Hierarchical Adaptive Pooling by Capturing High-order Dependency for
Graph Representation Learning
- URL: http://arxiv.org/abs/2104.05960v1
- Date: Tue, 13 Apr 2021 06:22:24 GMT
- Title: Hierarchical Adaptive Pooling by Capturing High-order Dependency for
Graph Representation Learning
- Authors: Ning Liu, Songlei Jian, Dongsheng Li, Yiming Zhang, Zhiquan Lai,
Hongzuo Xu
- Abstract summary: Graph neural networks (GNN) have been proven to be mature enough for handling graph-structured data on node-level graph representation learning tasks.
This paper proposes a hierarchical graph-level representation learning framework, which is adaptively sensitive to graph structures.
- Score: 18.423192209359158
- License: http://arxiv.org/licenses/nonexclusive-distrib/1.0/
- Abstract: Graph neural networks (GNN) have been proven to be mature enough for handling
graph-structured data on node-level graph representation learning tasks.
However, the graph pooling technique for learning expressive graph-level
representation is critical yet still challenging. Existing pooling methods
either struggle to capture the local substructure or fail to effectively
utilize high-order dependency, thus diminishing the expression capability. In
this paper we propose HAP, a hierarchical graph-level representation learning
framework, which is adaptively sensitive to graph structures, i.e., HAP
clusters local substructures incorporating with high-order dependencies.
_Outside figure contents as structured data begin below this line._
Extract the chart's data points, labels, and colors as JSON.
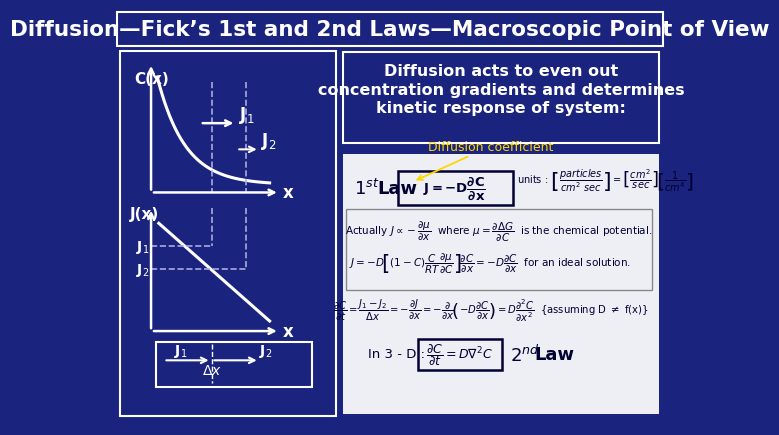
{
  "bg_color": "#1a237e",
  "title": "Diffusion—Fick’s 1st and 2nd Laws—Macroscopic Point of View",
  "title_color": "#ffffff",
  "title_fontsize": 16,
  "text_box1_line1": "Diffusion acts to even out",
  "text_box1_line2": "concentration gradients and determines",
  "text_box1_line3": "kinetic response of system:",
  "text_box1_color": "#ffffff",
  "diffusion_coeff_label": "Diffusion coefficient",
  "diffusion_coeff_color": "#ffd700",
  "right_panel_bg": "#eeeef5",
  "label_color": "#ffffff",
  "dashed_color": "#aaaadd",
  "dark_text": "#000033"
}
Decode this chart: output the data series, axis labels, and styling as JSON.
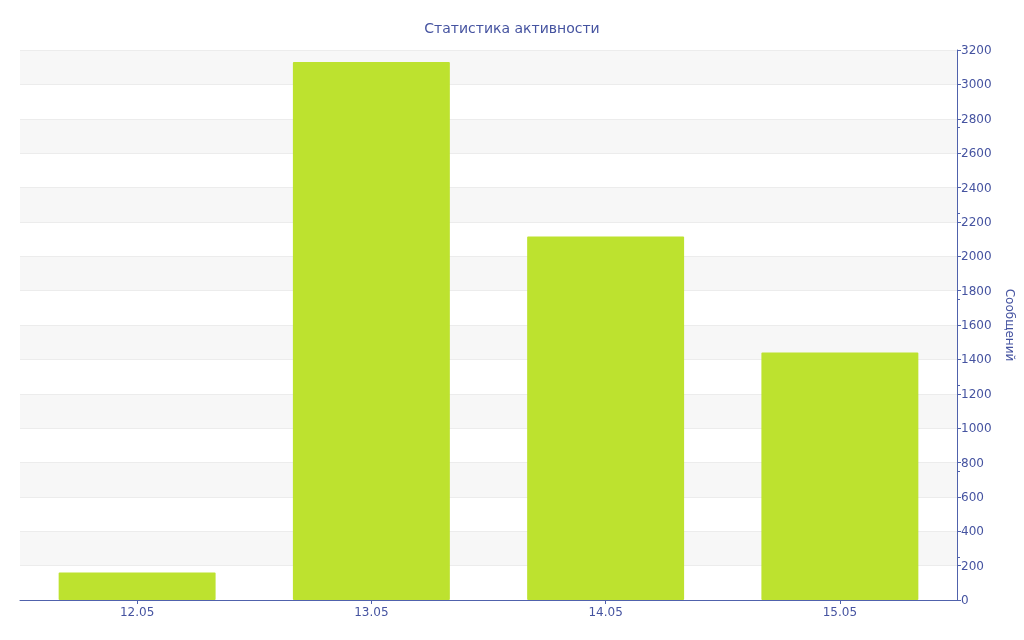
{
  "chart_data": {
    "type": "bar",
    "title": "Статистика активности",
    "ylabel": "Сообщений",
    "categories": [
      "12.05",
      "13.05",
      "14.05",
      "15.05"
    ],
    "values": [
      160,
      3130,
      2115,
      1440
    ],
    "color": "#bde22f",
    "ylim": [
      0,
      3200
    ],
    "yticks": [
      0,
      200,
      400,
      600,
      800,
      1000,
      1200,
      1400,
      1600,
      1800,
      2000,
      2200,
      2400,
      2600,
      2800,
      3000,
      3200
    ],
    "grid": "y"
  }
}
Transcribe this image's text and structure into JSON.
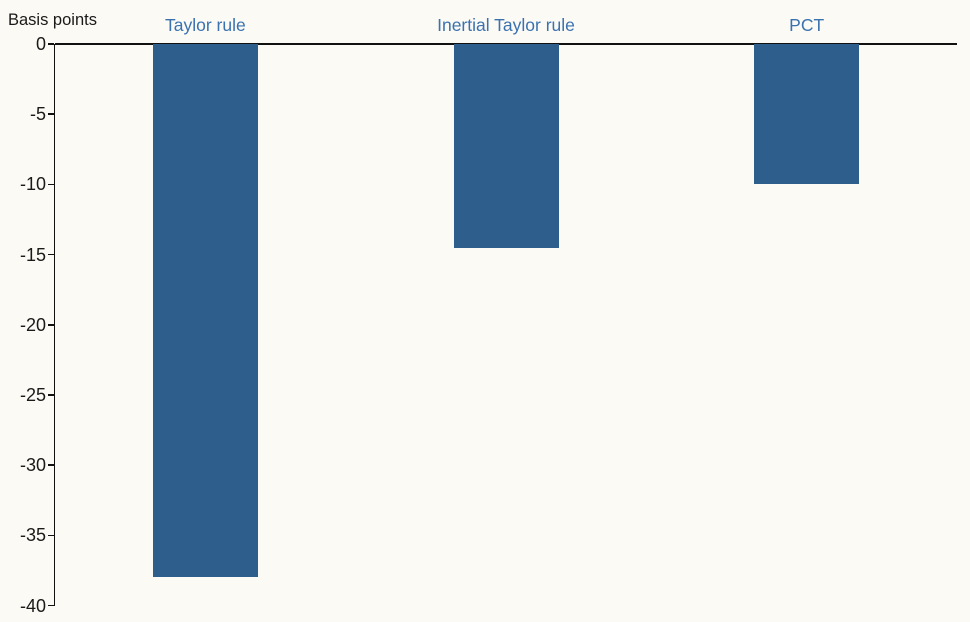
{
  "chart_data": {
    "type": "bar",
    "title": "",
    "ylabel": "Basis points",
    "xlabel": "",
    "categories": [
      "Taylor rule",
      "Inertial Taylor rule",
      "PCT"
    ],
    "values": [
      -38,
      -14.5,
      -10
    ],
    "ylim": [
      -40,
      0
    ],
    "yticks": [
      0,
      -5,
      -10,
      -15,
      -20,
      -25,
      -30,
      -35,
      -40
    ],
    "grid": false,
    "legend": "none",
    "orientation": "vertical",
    "colors": {
      "bar": "#2E5F8C",
      "category_label": "#3A72B0",
      "axis": "#111111",
      "tick_text": "#1A1A1A",
      "background": "#FCFAF4"
    }
  }
}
HAP
utilizes a novel cross-level attention mechanism MOA to naturally focus more on
close neighborhood while effectively capture higher-order dependency that may
contain crucial information. It also learns a global graph content GCont that
extracts the graph pattern properties to make the pre- and post-coarsening
graph content maintain stable, thus providing global guidance in graph
coarsening. This novel innovation also facilitates generalization across graphs
with the same form of features. Extensive experiments on fourteen datasets show
that HAP significantly outperforms twelve popular graph pooling methods on
graph classification task with an maximum accuracy improvement of 22.79%, and
exceeds the performance of state-of-the-art graph matching and graph similarity
learning algorithms by over 3.5% and 16.7%.